Using the latest non-beta Deadline 5 release.

Not sure where the problem is here but I am having a problem with Nuke jobs sitting in the queue and not rendering on submission. Basically the jobs sit there not picking up (pools/groups/limits/priorities are all correct) on any slaves at all, once Pulse is restarted everything kicks off only to halt again an hour or so later. I THINK (still unconfirmed) that a certain users jobs are causing it, but they are just that users completed jobs sitting in the queue, again though still not sure if that is causing the problem.

Strange problem that seemingly came out of nowhere. I am seeing a lot of the below errors in the Pulse list, checking for orphaned limit stubs returns nothing (not sure that is what I should be checking but yeah).

Scheduler - unable to dequeue task: Could not secure stub for 000_080_004_44c2750e limit.

Joe

Based on that scheduler message, and the behavior you described, it sounds like the job’s machine limit is playing a role. You’ll notice that the name of that limit is actually the job’s ID (which you can see in the Job ID column in the slave list in the Monitor). You can use that to see if these messages match the job(s) that aren’t getting picked up for rendering.

Also, I know you mentioned that you checked the job’s Limits, but did you also check its Machine Limit?

Finally, is this only a problem with Nuke jobs? Do any other job types have this problem? Have you had a chance to confirm if it’s only jobs that belong to a specific user?

Thanks!

  • Ryan

Back from vacation!

Let me get back into this one, I will have a talk with the Nuke folks today. Just had a couple Nuke jobs that ran through fine, definitely thinking it is a specific user at this point.

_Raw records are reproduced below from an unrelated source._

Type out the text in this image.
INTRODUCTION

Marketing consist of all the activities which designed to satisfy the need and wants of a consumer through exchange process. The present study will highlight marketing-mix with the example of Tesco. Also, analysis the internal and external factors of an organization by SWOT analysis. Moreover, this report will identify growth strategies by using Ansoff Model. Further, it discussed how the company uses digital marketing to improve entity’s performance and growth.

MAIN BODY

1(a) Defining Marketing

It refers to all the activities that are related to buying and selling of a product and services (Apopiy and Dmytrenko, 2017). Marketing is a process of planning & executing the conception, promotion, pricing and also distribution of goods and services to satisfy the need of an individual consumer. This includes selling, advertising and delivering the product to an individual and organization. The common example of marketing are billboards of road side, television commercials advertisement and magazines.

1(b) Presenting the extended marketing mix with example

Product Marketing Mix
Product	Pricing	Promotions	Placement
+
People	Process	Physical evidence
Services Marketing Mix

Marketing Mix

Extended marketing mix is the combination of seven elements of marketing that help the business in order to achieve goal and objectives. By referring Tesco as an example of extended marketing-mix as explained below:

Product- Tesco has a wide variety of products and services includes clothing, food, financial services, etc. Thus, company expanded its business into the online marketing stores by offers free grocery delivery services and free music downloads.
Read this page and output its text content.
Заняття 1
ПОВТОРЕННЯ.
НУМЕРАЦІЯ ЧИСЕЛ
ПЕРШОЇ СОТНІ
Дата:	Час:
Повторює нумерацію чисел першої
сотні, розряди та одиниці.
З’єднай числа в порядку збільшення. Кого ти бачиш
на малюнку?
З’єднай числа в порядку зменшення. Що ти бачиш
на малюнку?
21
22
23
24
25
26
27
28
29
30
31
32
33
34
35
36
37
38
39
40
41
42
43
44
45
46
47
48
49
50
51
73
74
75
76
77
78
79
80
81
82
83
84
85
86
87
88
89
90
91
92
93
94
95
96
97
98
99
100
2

Checked all the limits and everything, Job and Machine, both appropriate. This problem is only with Nuke, it seems to cause a large amount of instability on the farm though as it pretty much semi-crashes the pulse machine making Monitor on the workstations even more unstable.

I will hopefully be able to find the user / problem today.

J

Sooooo. I’ve been poking my head in with the artists and keeping an eye on the monitor lately, zero crashes… Sigh. At least for the time being, the problem has disappeared.